Un exode massif et rapide sans précédent, qui pourrait préfigurer l’une des pires crises humanitaires que l’Asie ait jamais connue. Environ 270 000 Rohingyas ont gagné le Bangladesh depuis deux semaines. Ils ont rejoint les quelque 90 000 réfugiés ayant déjà fui les violences dans l’Etat Rakhine de l’ouest de la Birmanie. Depuis un an, près du tiers de la population rohingya s’est donc installée au Bangladesh, dans les environs de la ville de Cox’s Bazar, au sud-est.
Dans leur longue histoire de parias, les Rohingyas ont connu de nombreux exodes, mais jamais d'une telle ampleur et en si peu de temps. L'attaque, en octobre dernier, par l'Armée arakanaise du salut Rohingya (Arsa) - émanation du groupe Harakah al-Yaqin - de postes de police à Maungdaw avait été suivie par de vastes «opérations de nettoyage» de la Tatmadaw, l'armée birmane. Le 25 août, l'Arsa, qui dit défendre les droits de la minorité musulmane, a mené un nouvel assaut de plus grande envergure, provoquant des représailles accrues des forces de sécurité birmanes. Depuis, les Rohingyas fuient en masse l'Etat Rakhine en proie à un nettoyage ethnique. Selon les autorités, au moins 430 personnes ont été tuées, en majorité des «terroristes» de l'Arsa.

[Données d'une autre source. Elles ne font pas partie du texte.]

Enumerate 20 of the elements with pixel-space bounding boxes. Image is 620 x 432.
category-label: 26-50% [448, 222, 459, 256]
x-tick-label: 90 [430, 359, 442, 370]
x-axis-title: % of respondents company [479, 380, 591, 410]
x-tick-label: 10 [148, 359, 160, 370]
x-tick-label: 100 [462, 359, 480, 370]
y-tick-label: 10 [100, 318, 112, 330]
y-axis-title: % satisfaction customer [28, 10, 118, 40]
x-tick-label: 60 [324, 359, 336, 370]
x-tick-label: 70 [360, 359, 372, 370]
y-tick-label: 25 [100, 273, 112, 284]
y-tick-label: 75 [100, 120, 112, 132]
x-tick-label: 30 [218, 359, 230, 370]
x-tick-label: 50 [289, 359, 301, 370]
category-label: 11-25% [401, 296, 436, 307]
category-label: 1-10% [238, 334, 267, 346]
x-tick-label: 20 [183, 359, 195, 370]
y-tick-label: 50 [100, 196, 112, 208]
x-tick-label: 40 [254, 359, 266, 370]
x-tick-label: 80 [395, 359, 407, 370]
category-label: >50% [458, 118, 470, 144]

A en croire la rapporteure spéciale de l'ONU pour la Birmanie, Yanghee Lee, plus d'un millier de personnes pourraient avoir trouvé la mort. Il faudra attendre encore plusieurs jours pour disposer d'un bilan plus précis : des milliers de gens continuent à affluer au Bangladesh à pied et sur des bateaux de pêche de fortune. Une centaine de corps ont été repêchés dans la rivière Naf, qui sépare les deux pays. Certains portaient des traces de balles. Dans les jours qui viennent, le Bangladesh, qui héberge déjà environ 400 000 Rohingyas arrivés lors de précédentes crises, va devoir gérer un nouvel afflux de réfugiés. «Je crois que cela va être l'une des pires catastrophes que le monde et la Birmanie ont vues ces dernières années», redoutait Yanghee Lee, vendredi. La rapporteure de l'ONU a déploré l'absence d'accès à l'Etat Rakhine. Avant d'exhorter Aung San Suu Kyi, Prix Nobel de la paix 1991 à «montrer au monde que ce pour quoi elle s'est battue était une Birmanie libre et démocratique».